NO. The only negative effect is that if the intensity is high, then the volume will necessarily be lower

This is part of what I said. I gave a reason for why the volume should be limited. Olbrecht talks about the negative effect on ST fibers with high intensity training. So I would see his book, The Science of Winning. I am just passing on what he recommends.

NO again. The “threshold” is really only determined by the “strength” of the aerobic systems. The “strength” of the “anaerobic” system(s) is inversely proportional to the “threshold”.

The threshold is determined by the glycolytic (the main anaerobic system) as well as the aerobic system. As the anaerobic system gets weaker (produces less lactate and hydrogen ions) the threshold goes up. As the anaerobic system gets stronger (produces more lactate and hydrogen ions) the threshold goes down. So I am not sure what you point is. The anaerobic system is trainable up or down and as an athlete does this the threshold will change accordingly. So yes, the threshold is inversely related to the strength of the anaerobic system which is what I originally said. For the theory behind this see

Mader, A. and H. Heck (1986). “A theory of the metabolic origin of “anaerobic threshold”.” International Journal of Sports Medicine 7(Sup): S45-S65.

Mader, A. (1991). “Evaluation of the endurance performance of marathon runners and theoretical analysis of test results.” Journal of Sports Medicine and Physical Fitness 31(1): 1-19.

Mader, A. (2003). “Glycolysis and oxidative phosphorylation as a function of cytosolic phosphorylation state and power output of the muscle cell.” European Journal of Applied Physiology 88(4-5): 317-38.

These are very technical articles but come down to what I have been saying.

This as well as the training ideas on fiber types are discussed in detail in Jan Olbrecht’s The Science of Winning. The threshold is also discussed in detail on our website at

http://www.lactate.com/lactate_threshold.html

http://www.lactate.com/threshold.html

A lot of times when an athlete sees a change in the threshold it is due primarily to changes of anaerobic capacity.


hmmm
I think you mean to say something more like that the zones do not exist as discrete buckets but are merely arbitrary lines drawn along a continuum.

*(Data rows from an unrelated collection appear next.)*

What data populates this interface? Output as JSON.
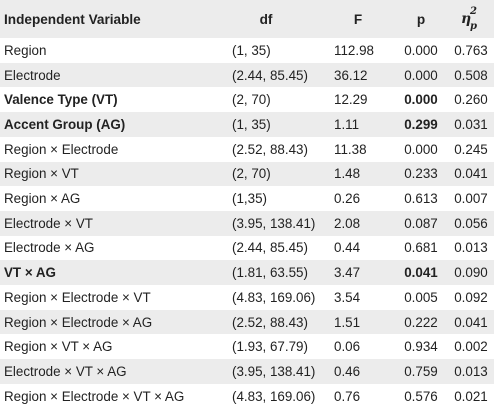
{
  "table": {
    "headers": {
      "variable": "Independent Variable",
      "df": "df",
      "f": "F",
      "p": "p",
      "eta_symbol": "η",
      "eta_sup": "2",
      "eta_sub": "p"
    },
    "rows": [
      {
        "variable": "Region",
        "df": "(1, 35)",
        "f": "112.98",
        "p": "0.000",
        "eta": "0.763",
        "bold_variable": false,
        "bold_p": false
      },
      {
        "variable": "Electrode",
        "df": "(2.44, 85.45)",
        "f": "36.12",
        "p": "0.000",
        "eta": "0.508",
        "bold_variable": false,
        "bold_p": false
      },
      {
        "variable": "Valence Type (VT)",
        "df": "(2, 70)",
        "f": "12.29",
        "p": "0.000",
        "eta": "0.260",
        "bold_variable": true,
        "bold_p": true
      },
      {
        "variable": "Accent Group (AG)",
        "df": "(1, 35)",
        "f": "1.11",
        "p": "0.299",
        "eta": "0.031",
        "bold_variable": true,
        "bold_p": true
      },
      {
        "variable": "Region × Electrode",
        "df": "(2.52, 88.43)",
        "f": "11.38",
        "p": "0.000",
        "eta": "0.245",
        "bold_variable": false,
        "bold_p": false
      },
      {
        "variable": "Region × VT",
        "df": "(2, 70)",
        "f": "1.48",
        "p": "0.233",
        "eta": "0.041",
        "bold_variable": false,
        "bold_p": false
      },
      {
        "variable": "Region × AG",
        "df": "(1,35)",
        "f": "0.26",
        "p": "0.613",
        "eta": "0.007",
        "bold_variable": false,
        "bold_p": false
      },
      {
        "variable": "Electrode × VT",
        "df": "(3.95, 138.41)",
        "f": "2.08",
        "p": "0.087",
        "eta": "0.056",
        "bold_variable": false,
        "bold_p": false
      },
      {
        "variable": "Electrode × AG",
        "df": "(2.44, 85.45)",
        "f": "0.44",
        "p": "0.681",
        "eta": "0.013",
        "bold_variable": false,
        "bold_p": false
      },
      {
        "variable": "VT × AG",
        "df": "(1.81, 63.55)",
        "f": "3.47",
        "p": "0.041",
        "eta": "0.090",
        "bold_variable": true,
        "bold_p": true
      },
      {
        "variable": "Region × Electrode × VT",
        "df": "(4.83, 169.06)",
        "f": "3.54",
        "p": "0.005",
        "eta": "0.092",
        "bold_variable": false,
        "bold_p": false
      },
      {
        "variable": "Region × Electrode × AG",
        "df": "(2.52, 88.43)",
        "f": "1.51",
        "p": "0.222",
        "eta": "0.041",
        "bold_variable": false,
        "bold_p": false
      },
      {
        "variable": "Region × VT × AG",
        "df": "(1.93, 67.79)",
        "f": "0.06",
        "p": "0.934",
        "eta": "0.002",
        "bold_variable": false,
        "bold_p": false
      },
      {
        "variable": "Electrode × VT × AG",
        "df": "(3.95, 138.41)",
        "f": "0.46",
        "p": "0.759",
        "eta": "0.013",
        "bold_variable": false,
        "bold_p": false
      },
      {
        "variable": "Region × Electrode × VT × AG",
        "df": "(4.83, 169.06)",
        "f": "0.76",
        "p": "0.576",
        "eta": "0.021",
        "bold_variable": false,
        "bold_p": false
      }
    ]
  },
  "colors": {
    "stripe": "#ececec",
    "background": "#ffffff",
    "text": "#222222"
  }
}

That continuum is very real, has meaning, and your body certainly does ‘care’ where along it you are, in various ways and senses.

Jack,

Yes. Absolutely right.

Thank you.

Thank you for posting this correction. I read slowtwitch a lot and it seems like there is always someone posting stuff that is simply wrong or at best misleading. I do not think there intention is to mislead but the results are the same. World class coaches and exercise physiologists post on this cite. Read their work and you will learn what you need.

I think the confusion stems from a persons definition of threshold, some people consider it FTP or what pace you could hold for an hour. Others base it on race distance etc (IM, HIM threshold etc) Some will also confuse lactic or anaerobic capacity with resistance, which are two different things.

A miler may have a peak lactic capacity in the 20’s where as an elite marathon runner may peak out at 8. This is the ability to recruit the anaerobic system. They both may have a similar VO2 max.

In terms of world class coaches there are some out there who are manipulating training based on the theory that anaerobic capacity does get in the way of aerobic utilization, in other words the size or present ability and ratio of each system affects the distribution or utilization of these systems across all “zones” or intensities.

Take a look at some of JerryC other posts, some really good debate on this subject.